“Prices are still considerably lower than in France or Spain - a three-bedroom detached villa with a private pool would currently set you back around £250,000 in a quality location, which would probably only stretch to a large two-bedroom apartment in the South of France. Capital growth is expected to continue at a high level for the foreseeable future due to interest from buyers all over Europe and an undersupply of property.”
British nationals living in Cyprus account for 1.5% of the total population, with British retirees benefiting from being able to draw their pension without paying UK withholding tax, at a flat rate of 5%.
The most popular destination for tourists and homebuyers is Paphos, say Assetz, which offers stunning sea views, a good infrastructure and a year-round tourist industry. More ‘up and coming’ areas include Polis and Larnaca, both of which enjoy lower prices than Paphos with high capital growth expected as tourists look further afield, towards traditional Cypriot villages.
Although the process of buying property in Cyprus is fairly straightforward, Stuart Law advises purchasers of a potential pitfall: “There is a ‘sixty day rule’ for registering land purchases in Cyprus when buying off plan. It is essential for the buyer’s lawyer to register the purchase within sixty days in order to preserve the purchaser’s legal rights over the land on which the building will sit. If this is not done, the land remains the property of the developer until after the development is completed or beyond.”

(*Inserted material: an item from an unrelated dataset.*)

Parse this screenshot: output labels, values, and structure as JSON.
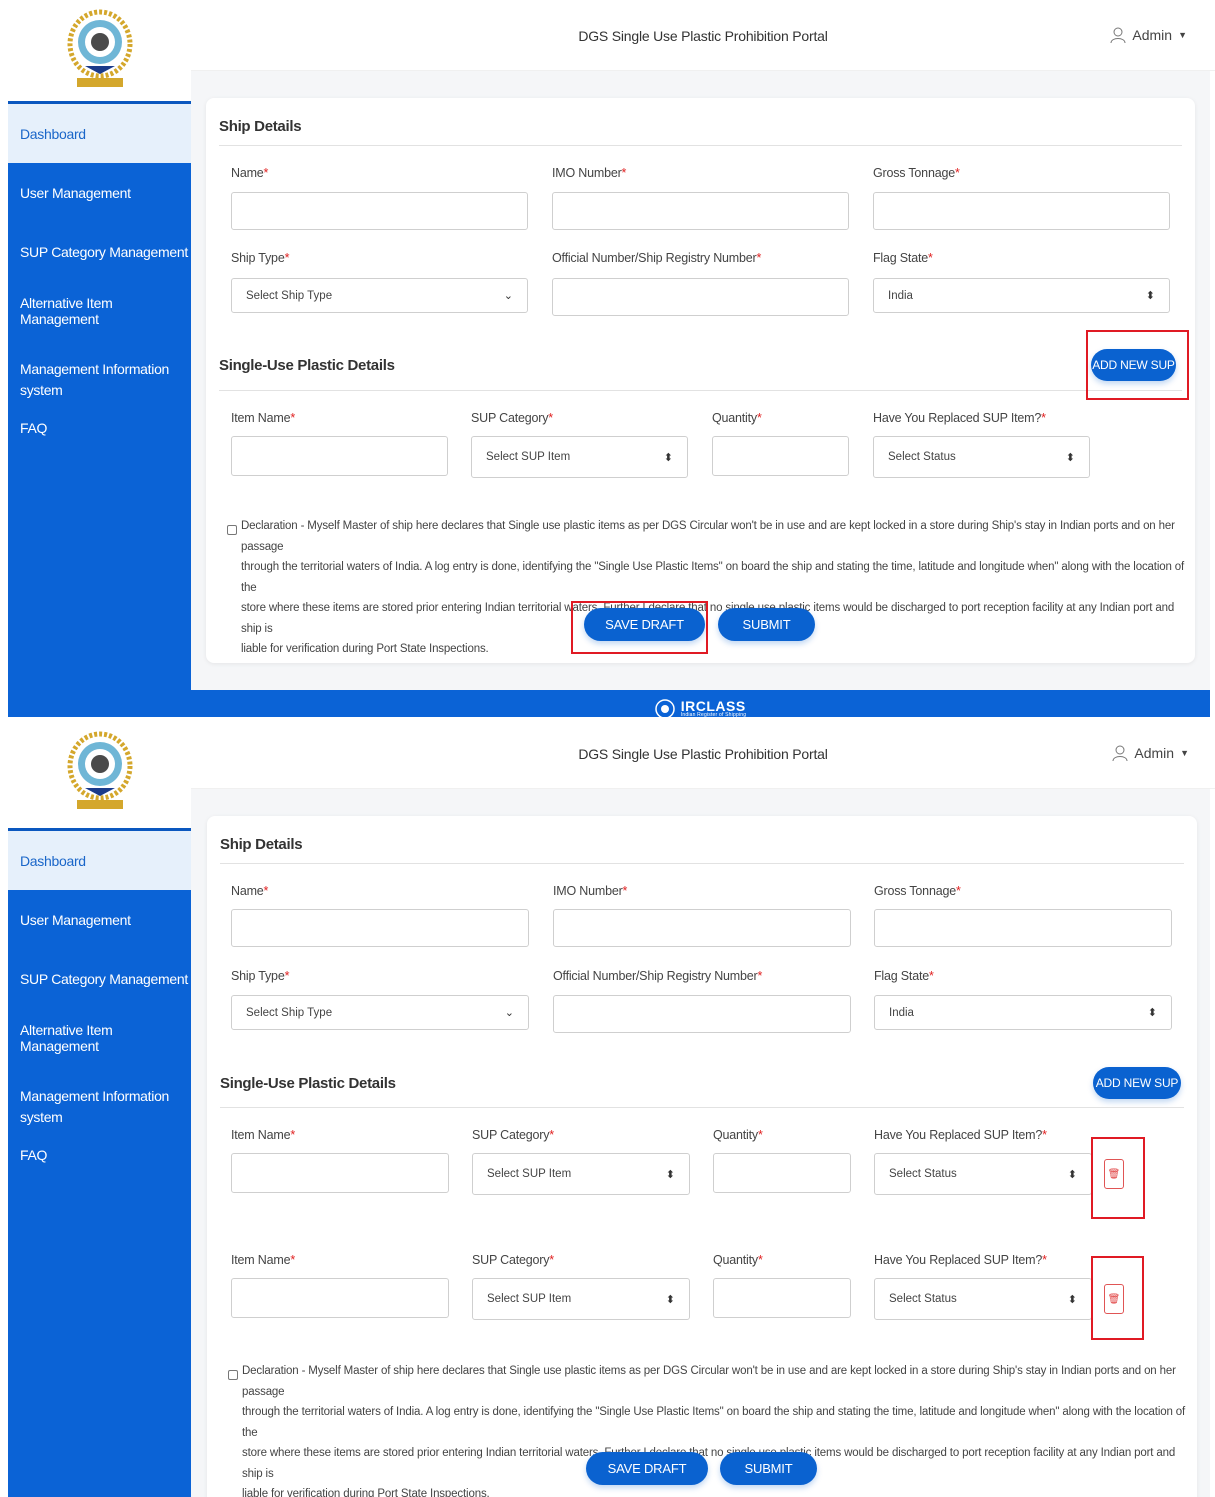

“I would also warn investors to limit their property investments for the time being to Southern Cyprus," adds Mr Law. "Since restrictions on movement and trade in the north were lifted when Cyprus joined the EU last year, many Greek Cypriots have returned to land they lost and are claiming restitution or negotiation with one particular high-profile court case in the papers just last week. For this reason I would not advocate buying in the North until these issues have been resolved.”